Esad rejimi yıkıldığında, örneğin Suriyeli muhaliflere silah dahil maddi yardımların Türkiye’den veya Türkiye üzerinden aktarıldığı gibi bugün bilinmeyen ABD modeli örnek olaylar duyarsak şaşırmayalım!
***
Hükümet sabırsız. “Reform” önerilerini yerine getirmeyen, halkına silah sıkan Esad’ı bir an önce yönetimden uzaklaştırmak istemesine istiyor da…
…Esad’a “gelirim ha” deyip duruyor, lakin tek başına askersel bir müdahaleyi de göze alamıyor.

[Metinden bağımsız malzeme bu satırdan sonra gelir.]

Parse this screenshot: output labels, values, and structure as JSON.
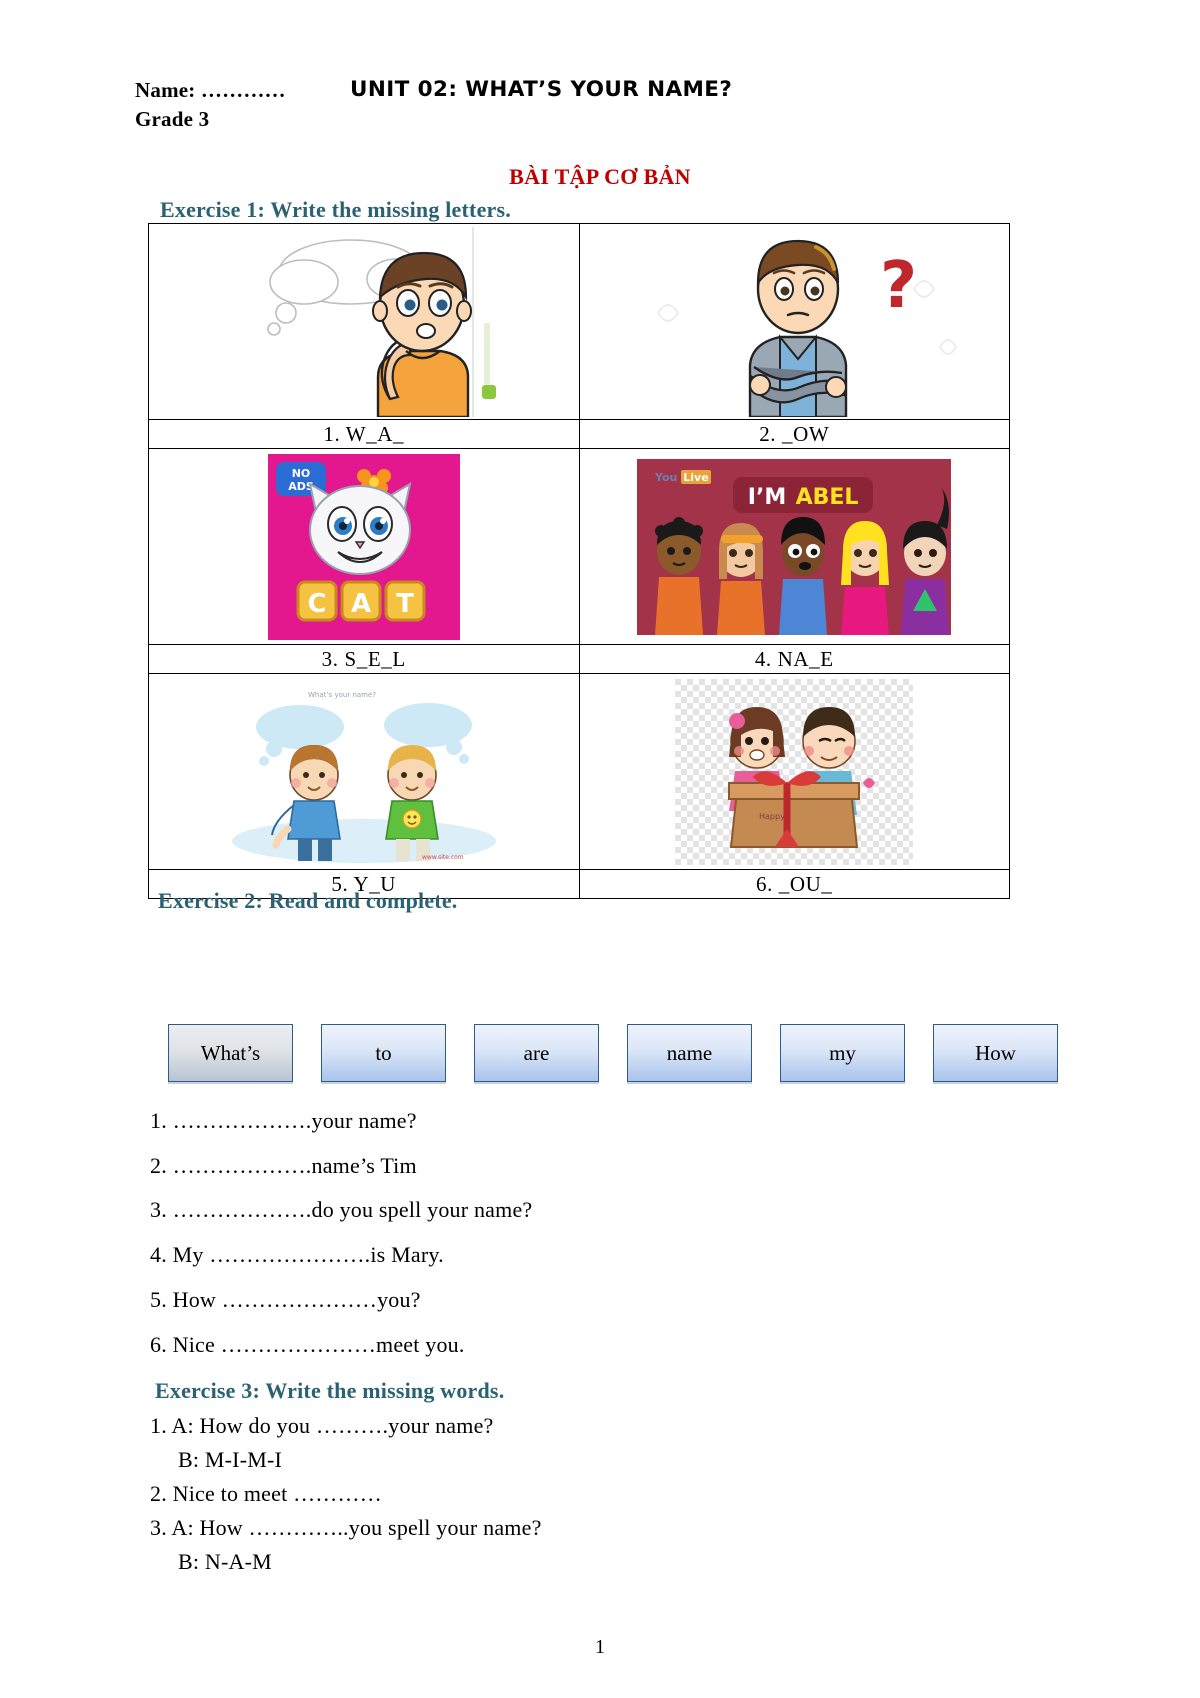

Başka hesaplar içinde olduğunu gösteren son haberlere göre:
Yaklaşık 900 km olan sınırlarımıza hükümet; olası göç olayını engellemek bahanesiyle, üstelik Suriye topraklarında tampon bir bölge oluşturmaya hazırlanıyormuş ve aklından askersel müdahale geçiyor ama; (Atlantik ötesinden hükümetin kulağına fısıldandı galiba), BM Güvenlik Konseyi’nden çıkacak uluslararası müdahale kararını bekliyormuş…
Gündem değiştiren haberler iyi güzel de…
Türkiye için Suriye’nin yaşamsal önemde olduğunu ikide bir yineleyen RTE…
Bir zahmet, nedenlerini de açıklasa. Böylece Suriye olaylarını ve hükümeti izlemekle yetinen kamuoyu da önemin içeriğini öğrenebilse…
Acaba aynı gerekçeyle hapse attığı gazeteciler gibi, devlet sırlarını ifşa etti diye suçlanmaktan mı korkuyor?